Software had it way too easy for way too long. You could ship faulty code to bil...

jandrewrogers · on Dec 31, 2024

Software engineering is not like physical engineering. I've done both and they necessarily operate from different assumptions about the world.

In software, a single bit-flip or typo can lead to catastrophic failure, it is sensitive to defects in a way physical systems are not. The behavior of software is dependent on the behavior of the hardware it runs on; unlike physical engineering, the hardware for software is not engineered to the specifications of the design, it has to run on unknown hardware with unknown constraints and work correctly the first time.

Physical systems are inherently resilient in the presence of many small defects, a property that physical engineering relies on greatly. Software is much less tolerant of defects, and there is a limited ability to "over-engineer" software to add safety margin, which is done all the time in physical engineering but is qualitatively more expensive in software engineering. Being broken is often a binary state in software.

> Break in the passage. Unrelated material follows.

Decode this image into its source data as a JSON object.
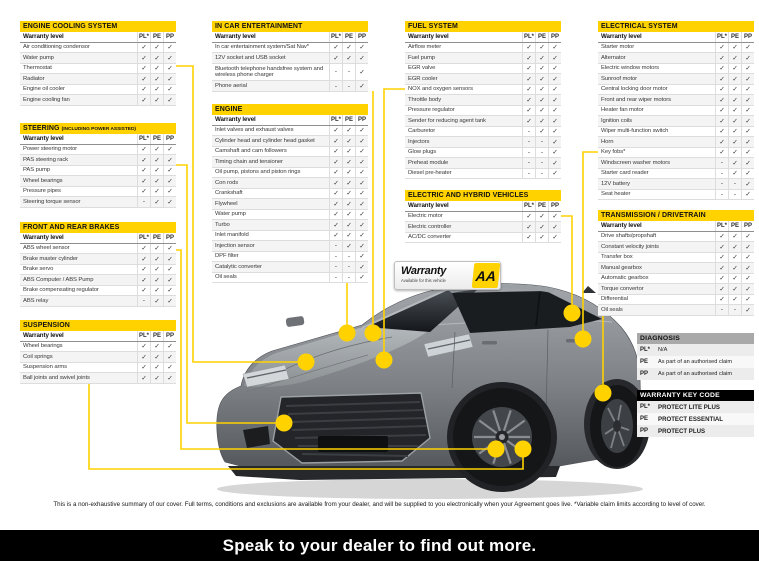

I've written software for high-assurance environments. Every detail of the implementation must be perfect to a degree that would make engineers with even the most perfectionist tendencies blush. Physical engineering requires nothing like this degree of perfectionism. In my experience, the vast majority of engineers are not cognitively equipped to engineer to that standard, and in physical engineering they don't have to.

lisper · on Dec 31, 2024

> In software, a single bit-flip or typo can lead to catastrophic failure

That can happen in physical engineering too, if it's not done right. Likewise, if a single bit flip can lead to catastrophic failure, that's an indication that the system was poorly engineered.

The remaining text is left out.